The process of degradation by rebar corrosion in ordinary steel-reinforced concrete structures is illustrated in Fig. 5. There are four levels of risk: latent, which is prior to the beginning of rebar corrosion; progressing, in which rebar corrosion has begun but no degradation is apparent on the surface of the concrete; accelerating, after cracking has appeared; and degradation, where concrete has actually separated or fallen off, and protection of the rebar is compromised. Point A is where degradation can be confirmed visually, point B is the rebar corrosion state that determines the risk level, and T (years) is the time for the transition of rebar corrosion from point A to point B. To detect point A by inspection before point B is reached, the inspection interval must be set to T years or less. That is to say, if the state at the time of the inspection is before point A, point B will not be reached after T years with no measures taken at the time of the next inspection.
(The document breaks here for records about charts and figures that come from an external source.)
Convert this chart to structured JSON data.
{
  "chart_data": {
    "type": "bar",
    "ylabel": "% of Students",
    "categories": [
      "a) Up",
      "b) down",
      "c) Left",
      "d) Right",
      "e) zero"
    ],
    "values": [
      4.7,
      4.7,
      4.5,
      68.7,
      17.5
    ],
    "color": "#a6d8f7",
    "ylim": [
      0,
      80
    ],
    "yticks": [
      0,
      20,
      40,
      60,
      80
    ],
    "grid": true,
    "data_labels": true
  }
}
If degradation of point A or later is confirmed at the time of the periodic inspection, the arrival at point B at the time of the next inspection T years later can be prevented by undertaking some repairs or other measures.

Fig. 5. Process of degradation in reinforced concrete.

Data from past studies and the results of further on-site investigations show that if point A is taken as the point of rebar exposure and point B as the criteria for required repair of cut-and-cover tunnels, the transition time from point A to point B (T) with a rebar corrosion rate of 15% is about 10 years. Because ‘exposed rebar’ is a phenomenon that can be confirmed visually, the inspection can be done without a great change in the conventional inspection work flow. These results suggest that the current inspection interval of five years can be extended in order to increase the economy of inspections. (The results for this finding were obtained in June 2014.)